El despertador sonó. Tere lo apagó y comenzó la rutina diaria. Luego del desayuno, Homero salió a la cochera y caminó junto al botín, sin preguntar nada hasta entrar en el coche donde ya esperaban sus hermanas y Tere para ir a las escuelas.

Al mediodía, al descender del camión escolar, Homero notó algo extraordinario: su padre se encontraba en casa, dándole instrucciones a unos trabajadores que colocaban cintas metálicas en las ventanas y puertas, además de unas cajas de aspecto peculiar. Toño le explicó que se trataba de una alarma para evitar que entraran ladrones en la casa. ¿Ladrones?, se preguntó Homero. ¿Qué tipo de ladrones podían estar interesados en robar pelucas, vestidos y juguetes? Lo que no imaginaría Homero era el terror que sintió Toño cuando, de solo ver el botín, dedujo lo cerca que los ladrones pasaron junto a cada uno de ellos e imaginó los peores escenarios. Por fortuna, el incidente no pasó a mayores consecuencias.

* * *

Casa de la Mirada, 2022.

De vuelta a la realidad actual, Homero abrió los pestilentes frascos y extrajo sus contenidos literalmente con pinzas; como se dice de modo coloquial, entre peras y manzanas, escéptico y sin embargo cauteloso de los efectos de la paranormalidad. En alguno había un retrato borroso y un mensaje apenas legible que parecía decretar que se apartara una mujer de un hombre. En otro, chiles rojos, tufo de vinagre, un listón rojo amarrando una cosa indescifrable, quizás una guedeja, y un papel con unos nombres y unas fechas a medio esfumar. Con todos, el ambiente se enrareció, pero Homero atribuyó la carga emocional al azoro, a la fascinación más que al temor o a fuerzas sobrenaturales desatadas.
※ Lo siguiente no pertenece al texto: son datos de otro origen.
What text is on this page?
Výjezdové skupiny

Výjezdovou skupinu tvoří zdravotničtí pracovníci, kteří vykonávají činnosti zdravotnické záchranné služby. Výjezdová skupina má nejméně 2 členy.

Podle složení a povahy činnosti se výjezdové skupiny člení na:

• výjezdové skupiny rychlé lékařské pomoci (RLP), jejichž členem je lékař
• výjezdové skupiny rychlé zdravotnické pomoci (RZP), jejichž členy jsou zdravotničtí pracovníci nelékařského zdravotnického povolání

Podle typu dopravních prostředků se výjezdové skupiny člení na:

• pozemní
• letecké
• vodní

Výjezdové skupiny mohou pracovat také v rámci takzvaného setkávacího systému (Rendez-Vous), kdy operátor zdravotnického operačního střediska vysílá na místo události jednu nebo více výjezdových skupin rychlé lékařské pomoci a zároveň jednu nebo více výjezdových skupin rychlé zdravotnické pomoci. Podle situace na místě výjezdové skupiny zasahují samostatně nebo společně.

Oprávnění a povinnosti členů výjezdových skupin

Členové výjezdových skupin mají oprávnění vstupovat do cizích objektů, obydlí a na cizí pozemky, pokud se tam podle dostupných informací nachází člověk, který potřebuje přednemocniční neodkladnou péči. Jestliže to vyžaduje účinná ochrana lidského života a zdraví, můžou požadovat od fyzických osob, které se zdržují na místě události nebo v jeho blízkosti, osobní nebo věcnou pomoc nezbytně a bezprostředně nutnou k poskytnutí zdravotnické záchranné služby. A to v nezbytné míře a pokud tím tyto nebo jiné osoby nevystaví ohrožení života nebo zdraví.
Llevó los contenidos a un lugar más abierto, los dejó secarse un poco al sol. Al anochecer, ya secos, arrojó sobre ellos papel empapado en alcohol y fósforos encendidos. La llama resultante danzaba como espíritu doliente pero callado, sin chisporrotear, siempre roja y pálida. Cuando el fuego se extinguió, Homero observó la hez como quien busca en el poso de café los signos y símbolos con los cuales interpretar la fortuna, barrió los restos y los metió en una bolsa de basura que sacó de su casa de inmediato, ¡no fuera la de malas!

En los días siguientes, el aire fluiría ligero por toda la casa, los gatos lucirían menos ansiosos, las mariquitas reapacerían luego de años de no pasearse entre las matas, las mariposas, abejas y otros polinizadores se darían cita en el huerto revoloteando entre las nuevas flores aún más que antes. Y los viejos rosales, en cambio, comenzarían a marchitarse. Pendiendo de una de las buganvillas, una crisálida se habría de agrietar para dar paso a la sublime metamorfosis. Pero una noche, como todas las noches, el sueño abriría sus puertas invitando a Homero a entrar o, tal vez, para hacer la diferencia, permitiendo el ingreso de lo extraordinario en la monotonía del escritor. ¿Sería un sueño o el fragmento de una secuencia vivida en otro tiempo y otra parte?